Édgar Jay Stephens, portavoz de la Federación de Pescadores Artesanales Independientes, describe una inquietud que crece con cada salida al mar: el miedo a convertirse en daño colateral. “Tenemos miedo de salir a alta mar (…) después de que un misil activa un objetivo, ¿quién puede escapar de su ataque?”, lamenta. Su angustia no es exagerada: la pesca no es un oficio más, es el sustento directo de cerca de 800 familias que dependen de los bancos marinos para comer y sobrevivir. Cada golpe militar en la zona hiere de lleno la economía y la estabilidad emocional de toda la comunidad.
Los pescadores sienten que navegan solos en esta crisis. Señalan que el Estado colombiano no ha ofrecido la protección que requieren y que las fuerzas locales carecen tanto de recursos como de disposición para garantizar su seguridad. Mientras ellos arriesgan la vida cada día, algunas embarcaciones ilegales logran desplazarse sin control, dando lugar a un clima de desconfianza aún mayor. Las denuncias de presuntos vínculos entre funcionarios locales y actividades ilícitas alimentan la sensación de abandono y vulnerabilidad.
La situación se vuelve todavía más crítica si se suma el impacto de los últimos cinco años: temporadas de huracanes cada vez más intensas, condiciones meteorológicas impredecibles y una reducción estimada del 30 % en la actividad pesquera, según cálculos de los propios trabajadores del mar. Esta combinación golpea directamente los ingresos de las familias isleñas y pone en riesgo la seguridad alimentaria de comunidades que históricamente han dependido de su conexión con el océano.

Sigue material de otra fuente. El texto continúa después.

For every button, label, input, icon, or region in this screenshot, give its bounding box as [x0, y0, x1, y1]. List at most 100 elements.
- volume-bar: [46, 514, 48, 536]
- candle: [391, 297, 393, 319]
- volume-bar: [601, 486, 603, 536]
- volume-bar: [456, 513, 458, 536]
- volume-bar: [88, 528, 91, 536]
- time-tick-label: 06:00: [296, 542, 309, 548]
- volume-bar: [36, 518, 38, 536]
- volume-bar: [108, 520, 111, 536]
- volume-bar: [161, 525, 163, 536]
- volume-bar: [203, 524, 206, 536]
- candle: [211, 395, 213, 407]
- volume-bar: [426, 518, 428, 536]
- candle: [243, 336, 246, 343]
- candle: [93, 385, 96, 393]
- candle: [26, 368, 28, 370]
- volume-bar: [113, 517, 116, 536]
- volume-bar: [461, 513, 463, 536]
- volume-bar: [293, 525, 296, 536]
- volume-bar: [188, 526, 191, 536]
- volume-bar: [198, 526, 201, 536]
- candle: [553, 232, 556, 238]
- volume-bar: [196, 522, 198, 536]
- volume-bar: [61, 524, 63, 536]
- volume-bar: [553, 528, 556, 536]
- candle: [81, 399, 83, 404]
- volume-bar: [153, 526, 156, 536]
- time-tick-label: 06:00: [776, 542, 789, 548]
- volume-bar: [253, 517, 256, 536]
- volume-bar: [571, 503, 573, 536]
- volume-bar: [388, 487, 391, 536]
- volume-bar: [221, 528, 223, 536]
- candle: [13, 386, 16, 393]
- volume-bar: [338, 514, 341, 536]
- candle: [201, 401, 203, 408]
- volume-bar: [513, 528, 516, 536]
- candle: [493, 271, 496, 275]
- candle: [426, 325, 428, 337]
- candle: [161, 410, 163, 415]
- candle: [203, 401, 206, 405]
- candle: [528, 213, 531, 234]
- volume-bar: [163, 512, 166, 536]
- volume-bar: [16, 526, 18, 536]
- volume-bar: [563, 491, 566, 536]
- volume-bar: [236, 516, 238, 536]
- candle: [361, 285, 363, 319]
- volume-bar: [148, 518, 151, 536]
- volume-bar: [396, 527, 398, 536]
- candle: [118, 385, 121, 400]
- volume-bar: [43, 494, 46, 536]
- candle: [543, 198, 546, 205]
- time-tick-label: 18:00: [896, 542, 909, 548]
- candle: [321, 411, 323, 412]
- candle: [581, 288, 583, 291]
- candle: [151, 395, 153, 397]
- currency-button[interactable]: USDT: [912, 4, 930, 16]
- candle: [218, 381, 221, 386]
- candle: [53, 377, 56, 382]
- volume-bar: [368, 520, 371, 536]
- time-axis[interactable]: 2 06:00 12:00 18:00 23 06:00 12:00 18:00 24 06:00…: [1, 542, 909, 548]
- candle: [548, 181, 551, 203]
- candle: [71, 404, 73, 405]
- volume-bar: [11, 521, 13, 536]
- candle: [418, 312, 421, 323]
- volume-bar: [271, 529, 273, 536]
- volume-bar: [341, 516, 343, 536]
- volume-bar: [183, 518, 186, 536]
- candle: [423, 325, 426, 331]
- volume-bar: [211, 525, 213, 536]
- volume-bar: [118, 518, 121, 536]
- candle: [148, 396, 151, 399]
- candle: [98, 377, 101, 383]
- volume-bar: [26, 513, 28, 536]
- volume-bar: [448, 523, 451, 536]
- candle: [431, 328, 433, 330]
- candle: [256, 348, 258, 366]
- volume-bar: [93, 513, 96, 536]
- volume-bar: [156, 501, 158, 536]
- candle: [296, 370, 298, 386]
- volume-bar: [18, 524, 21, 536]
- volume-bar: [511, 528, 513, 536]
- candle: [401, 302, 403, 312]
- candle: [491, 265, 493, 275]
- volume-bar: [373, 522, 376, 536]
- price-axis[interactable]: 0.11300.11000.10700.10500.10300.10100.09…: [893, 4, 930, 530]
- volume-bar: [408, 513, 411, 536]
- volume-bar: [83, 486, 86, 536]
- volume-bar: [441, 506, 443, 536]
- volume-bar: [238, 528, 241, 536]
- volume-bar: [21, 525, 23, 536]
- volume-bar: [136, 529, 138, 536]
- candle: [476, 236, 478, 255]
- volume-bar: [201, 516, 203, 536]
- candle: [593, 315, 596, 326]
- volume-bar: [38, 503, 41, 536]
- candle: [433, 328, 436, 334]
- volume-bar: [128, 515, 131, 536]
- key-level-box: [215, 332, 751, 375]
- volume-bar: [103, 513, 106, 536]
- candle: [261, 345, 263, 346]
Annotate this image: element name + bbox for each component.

Frente a la ausencia de respuestas internas, la Federación ha llevado su voz más allá de las fronteras nacionales. Han solicitado la intervención de la ONU para mediar ante Estados Unidos y exigir garantías para las comunidades étnicas del Caribe, denunciando lo que consideran “ejecuciones extrajudiciales” y acciones militares que vulneran el Derecho Internacional. Su objetivo es sencillo y a la vez monumental: poder ejercer su oficio sin que cada jornada se convierta en un acto de supervivencia.

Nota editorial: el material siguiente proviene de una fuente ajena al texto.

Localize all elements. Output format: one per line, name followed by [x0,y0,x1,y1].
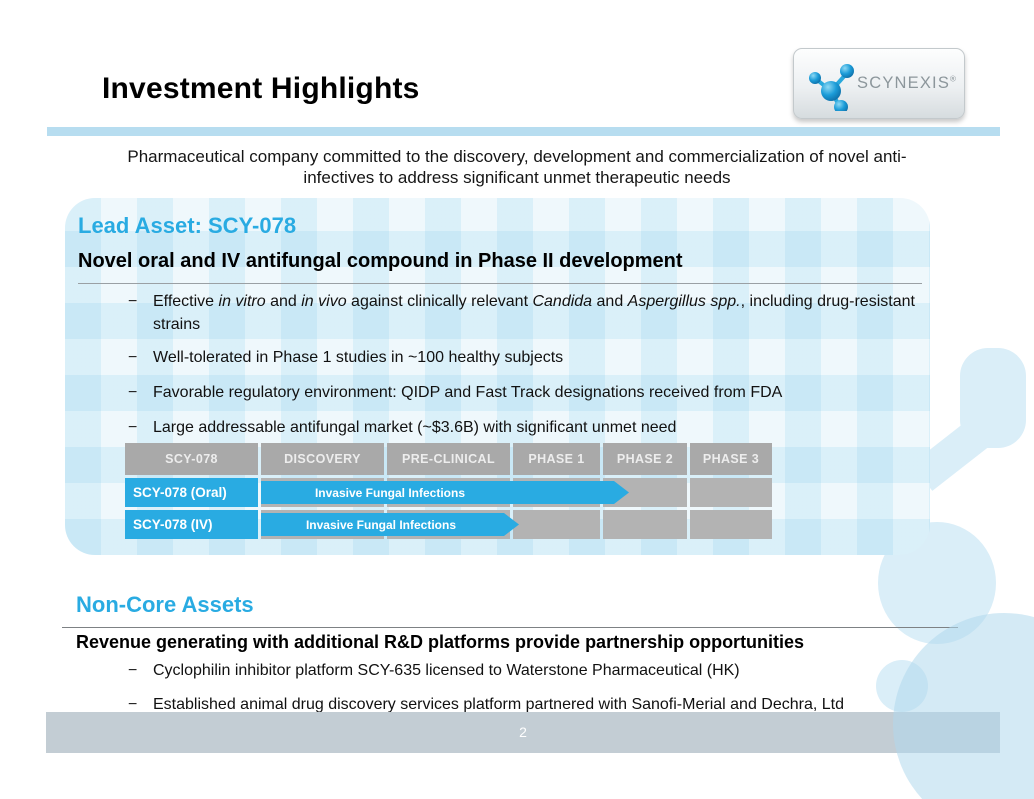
bullet-text: Effective in vitro and in vivo against c… [153,293,915,333]
subtitle-line-1: Pharmaceutical company committed to the … [127,147,907,166]
lead-asset-divider [78,283,922,284]
slide-subtitle: Pharmaceutical company committed to the … [0,146,1034,188]
column-header-preclinical: PRE-CLINICAL [387,443,510,475]
footer-bar: 2 [46,712,1000,753]
non-core-heading: Non-Core Assets [76,592,254,617]
bullet-dash: − [128,349,138,366]
lead-bullet-2: − Well-tolerated in Phase 1 studies in ~… [128,346,918,369]
table-cell [513,510,600,539]
row-label-scy078-iv: SCY-078 (IV) [125,510,258,539]
registered-trademark-symbol: ® [950,74,956,84]
lead-asset-heading: Lead Asset: SCY-078 [78,213,297,238]
column-header-phase2: PHASE 2 [603,443,687,475]
slide-title: Investment Highlights [102,72,420,105]
bullet-text: Cyclophilin inhibitor platform SCY-635 l… [153,662,740,679]
bullet-text: Favorable regulatory environment: QIDP a… [153,384,783,401]
bullet-dash: − [128,696,138,713]
bullet-dash: − [128,293,138,310]
pipeline-table: SCY-078 DISCOVERY PRE-CLINICAL PHASE 1 P… [125,443,772,598]
lead-bullet-1: − Effective in vitro and in vivo against… [128,290,918,336]
company-logo: SCYNEXIS® [793,48,965,119]
logo-wordmark: SCYNEXIS® [857,74,956,92]
bullet-dash: − [128,384,138,401]
row-label-scy078-oral: SCY-078 (Oral) [125,478,258,507]
lead-asset-panel: Lead Asset: SCY-078 Novel oral and IV an… [65,198,930,555]
lead-bullet-3: − Favorable regulatory environment: QIDP… [128,381,928,404]
column-header-scy078: SCY-078 [125,443,258,475]
progress-arrow-oral: Invasive Fungal Infections [261,481,629,504]
column-header-phase3: PHASE 3 [690,443,772,475]
title-divider-bar [47,127,1000,136]
lead-bullet-4: − Large addressable antifungal market (~… [128,416,928,439]
lead-asset-subheading: Novel oral and IV antifungal compound in… [78,250,683,272]
non-core-bullet-1: − Cyclophilin inhibitor platform SCY-635… [128,659,958,682]
column-header-discovery: DISCOVERY [261,443,384,475]
table-cell [690,510,772,539]
progress-arrow-iv: Invasive Fungal Infections [261,513,519,536]
watermark-molecule-bottom-sphere [893,613,1034,799]
bullet-text: Established animal drug discovery servic… [153,696,844,713]
bullet-dash: − [128,419,138,436]
bullet-text: Large addressable antifungal market (~$3… [153,419,677,436]
subtitle-line-2: infectives to address significant unmet … [303,168,731,187]
non-core-subheading: Revenue generating with additional R&D p… [76,632,805,652]
bullet-dash: − [128,662,138,679]
table-cell [603,510,687,539]
column-header-phase1: PHASE 1 [513,443,600,475]
non-core-divider [62,627,958,628]
table-cell [690,478,772,507]
molecule-icon [809,64,854,111]
bullet-text: Well-tolerated in Phase 1 studies in ~10… [153,349,564,366]
page-number: 2 [519,724,527,740]
non-core-bullet-2: − Established animal drug discovery serv… [128,693,988,716]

Mientras esperan una solución, los pescadores han ideado una forma de resistir: navegar en convoyes. Varias embarcaciones avanzan juntas, manteniéndose a la vista unas de otras, intentando así reducir la exposición y aumentar sus posibilidades de respuesta ante cualquier amenaza. No es una protección total, pero es la estrategia que han adoptado para seguir viviendo del mar sin quedar completamente indefensos.

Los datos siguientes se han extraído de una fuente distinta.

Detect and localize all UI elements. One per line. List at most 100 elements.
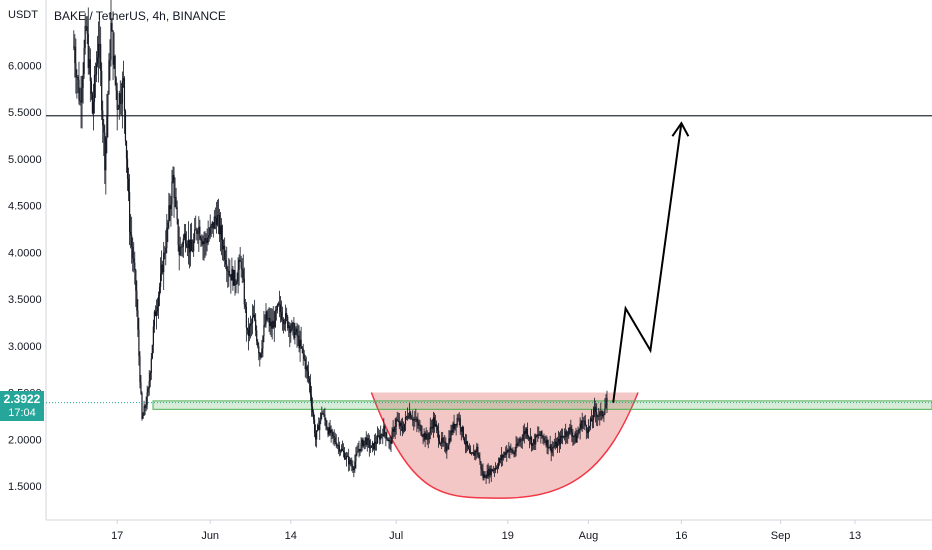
candle-body [275,310,277,311]
candle-body [331,429,333,433]
candle-body [416,418,418,423]
candle-body [563,435,565,437]
candle-body [524,431,526,434]
candle-body [490,469,492,476]
candle-body [560,435,563,438]
candle-body [361,439,363,444]
candle-body [279,304,282,312]
candle-body [466,441,469,447]
candle-body [114,55,116,78]
candle-body [363,440,365,447]
candle-body [306,366,308,372]
candle-body [550,444,552,453]
candle-body [143,406,145,416]
candle-body [195,229,197,231]
candle-body [188,239,191,253]
candle-body [430,426,432,428]
candle-body [337,445,339,447]
candle-body [327,429,329,435]
candle-body [585,425,587,431]
candle-body [266,311,268,320]
candle-body [395,419,397,427]
candle-body [405,416,408,418]
candle-body [604,408,606,415]
candle-body [111,23,113,31]
candle-body [488,468,490,477]
candle-body [498,458,501,463]
candle-body [215,218,217,225]
candle-body [300,339,302,347]
candle-body [245,306,247,328]
candle-body [493,469,495,471]
candle-body [175,197,177,208]
candle-body [238,259,240,270]
candle-body [603,414,605,416]
candle-body [187,239,190,248]
candle-body [507,449,509,452]
candle-body [149,372,151,382]
candle-body [310,394,313,407]
candle-body [336,445,338,447]
candle-body [501,455,503,461]
candle-body [408,416,410,418]
candle-body [386,438,388,440]
candle-body [293,323,295,339]
candle-body [329,426,331,434]
candle-body [380,434,382,440]
candle-body [284,323,286,325]
candle-body [449,438,451,441]
candle-body [437,430,440,441]
candle-body [333,436,335,438]
candle-body [87,33,89,68]
candle-body [377,435,379,444]
candle-body [374,441,377,444]
candle-body [231,269,233,281]
candle-body [565,431,567,437]
candle-body [121,80,123,104]
candle-body [440,443,442,445]
candle-body [295,328,297,333]
candle-body [367,437,369,441]
candle-body [600,411,602,413]
candle-body [584,420,586,426]
candle-body [150,358,152,373]
candle-body [340,448,343,451]
candle-body [318,425,320,431]
candle-body [471,453,473,455]
candle-body [257,341,259,347]
candle-body [583,420,585,422]
candle-body [458,418,460,420]
candle-body [574,433,576,437]
candle-body [110,23,112,60]
candle-body [339,450,341,452]
candle-body [459,418,461,428]
candle-body [315,433,317,440]
candle-body [602,415,604,417]
candle-body [280,311,283,320]
candle-body [168,205,170,223]
candle-body [136,290,138,311]
candle-body [182,238,184,247]
candle-body [76,77,78,78]
candle-body [277,303,279,305]
candle-body [475,451,477,453]
candle-body [555,441,557,448]
candle-body [120,103,122,105]
candle-body [83,47,85,74]
candle-body [362,439,364,447]
candle-body [594,407,596,410]
candle-body [240,261,242,269]
candle-body [185,243,188,247]
candle-body [298,335,300,349]
candle-body [571,432,573,437]
candle-body [112,30,114,65]
candle-body [100,44,102,71]
candle-body [104,132,106,171]
candle-body [456,418,458,426]
candle-body [541,431,543,437]
candle-body [435,424,438,427]
candle-body [385,432,387,439]
candle-body [261,348,263,354]
candle-body [106,116,108,139]
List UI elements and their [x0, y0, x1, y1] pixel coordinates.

En este conflicto silencioso, donde convergen la geopolítica, la soberanía y la supervivencia de comunidades históricas, emerge una verdad que rara vez llega a los titulares globales: para los habitantes de Providencia y Santa Catalina, dejar de pescar no es una opción. Es renunciar a su identidad, a su cultura y a la única certeza que por generaciones les ha dado el mar. Hoy ese mismo mar, que antes ofrecía alimento y futuro, se ha convertido en un territorio incierto donde cada ola trae consigo una pregunta: ¿quién los protegerá?